In a retrospective analysis of two randomized trials that had plasma samples available from more than 1,000 patients given atezolizumab (a CPI) as second-line or beyond therapy for NSCLC, researchers (13) assessed a novel bTMB assay. They reported that in patients with advanced NSCLC, bTMB can predict clinical benefit from treatment with atezolizumab. Further, bTMB was noted to be positively correlated with tTMB (Spearman’s rank correlation 0.64; 95% CI: 0.56–0.71). While this study applied a defined cutoff to an independent cohort, its statistical plan was lacking and did not account for testing multiplicity. Therefore, the true significance of the reported PFS and OS association is unclear. The BFAST phase III trial of 580 participants (NCT03178552), may be the first to address bTMB and its association of OS benefit when the results are reported.
Further steps are needed to validate a biomarker: there is a pre-analytical and analytical validation part followed by the clinical validation, which is the crucial point. A reliable predictive biomarker should correlate in a prospective study with OS benefit and not only with ORR or PFS (14). Notably there is no prospective study thus far for tTMB or bTMB confirming a predictive benefit for OS in NSCLC. There remain several aspects that are essential before bTMB could establish itself as a reliable biomarker: harmonising the different techniques and prospectively establishing a cut-off that could predict an OS improvement.
Because of the high cost of sequencing, many blood-based panels have relatively limited genomic content and have not been clinically or analytically validated. Potential advantages for bTMB is lower sample acquisition costs (minimal invasive procedure vs. an invasive procedure +/− anesthetics +/− analgesics +/− facility fees for imaging and procedure room utilization) to get “current” status mutational burden and expected faster turnaround time from sample collection to a reported result. With expected lower overall costs, sequential sampling to assess the change of bTMB may provide a more relevant interpretation of how tumor burden is responding to systemic treatment (15-17).
In conclusion bTMB remains a fascinating biomarker with many potential advantages compared to the tTMB. Further studies are warranted to further explore the applicability of this biomarker.

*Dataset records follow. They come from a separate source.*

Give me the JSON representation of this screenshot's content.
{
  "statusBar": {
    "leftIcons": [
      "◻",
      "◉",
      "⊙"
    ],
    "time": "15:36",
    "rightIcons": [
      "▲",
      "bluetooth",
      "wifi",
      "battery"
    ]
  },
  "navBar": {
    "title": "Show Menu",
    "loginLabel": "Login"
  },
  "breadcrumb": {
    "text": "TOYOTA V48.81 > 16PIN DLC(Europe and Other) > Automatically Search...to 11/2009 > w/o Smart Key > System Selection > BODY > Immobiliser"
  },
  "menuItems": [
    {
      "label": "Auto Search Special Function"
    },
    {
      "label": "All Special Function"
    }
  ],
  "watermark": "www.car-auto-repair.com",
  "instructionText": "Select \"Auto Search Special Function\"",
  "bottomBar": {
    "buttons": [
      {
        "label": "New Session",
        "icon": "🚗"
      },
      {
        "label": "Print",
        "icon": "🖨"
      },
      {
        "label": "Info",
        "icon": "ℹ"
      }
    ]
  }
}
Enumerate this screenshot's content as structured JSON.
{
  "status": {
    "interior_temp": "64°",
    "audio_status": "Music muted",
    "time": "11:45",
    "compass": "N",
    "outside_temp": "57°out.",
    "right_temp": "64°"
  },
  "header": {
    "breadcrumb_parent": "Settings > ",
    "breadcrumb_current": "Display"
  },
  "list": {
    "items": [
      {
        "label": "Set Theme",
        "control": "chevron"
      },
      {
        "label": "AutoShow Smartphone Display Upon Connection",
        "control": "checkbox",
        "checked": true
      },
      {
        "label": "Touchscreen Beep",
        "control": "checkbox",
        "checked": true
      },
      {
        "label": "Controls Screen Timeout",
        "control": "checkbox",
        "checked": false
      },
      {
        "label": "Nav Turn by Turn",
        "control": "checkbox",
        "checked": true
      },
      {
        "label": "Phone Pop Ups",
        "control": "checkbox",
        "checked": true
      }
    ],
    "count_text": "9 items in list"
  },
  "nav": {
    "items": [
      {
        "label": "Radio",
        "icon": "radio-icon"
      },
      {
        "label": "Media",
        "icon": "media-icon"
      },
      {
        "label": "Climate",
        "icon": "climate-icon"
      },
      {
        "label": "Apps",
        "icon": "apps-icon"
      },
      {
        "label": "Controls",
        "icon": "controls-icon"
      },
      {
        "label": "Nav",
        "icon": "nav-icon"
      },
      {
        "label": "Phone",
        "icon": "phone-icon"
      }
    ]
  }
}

Conflicts of Interest: Dr. Addeo reports receiving honoraria and consulting fees from Roche and AstraZeneca, consulting fees and research funding from Boehringer Ingelheim, honoraria from MSD Oncology and Bristol-Myers Squibb, and travel and accommodation expenses from Roche, MSD Oncology, Boehringer Ingelheim, and Merck. Dr. Weiss reports receiving consulting fees from and holding ownership interest (service provider units) in Circulogene, receiving consulting fees from Paradigm Diagnostics, Angiex, GLG Council, Guidepoint Global, Imaging Endpoints II, and IBEX Medical Analytics, receiving honoraria from Igynta, Pfizer, and IDEA Pharma, receiving travel and accommodation expenses from Cambridge Healthtech Institute and Tesaro, and holding a patent (PCT/US2011/020612) related to small-cell lung cancer.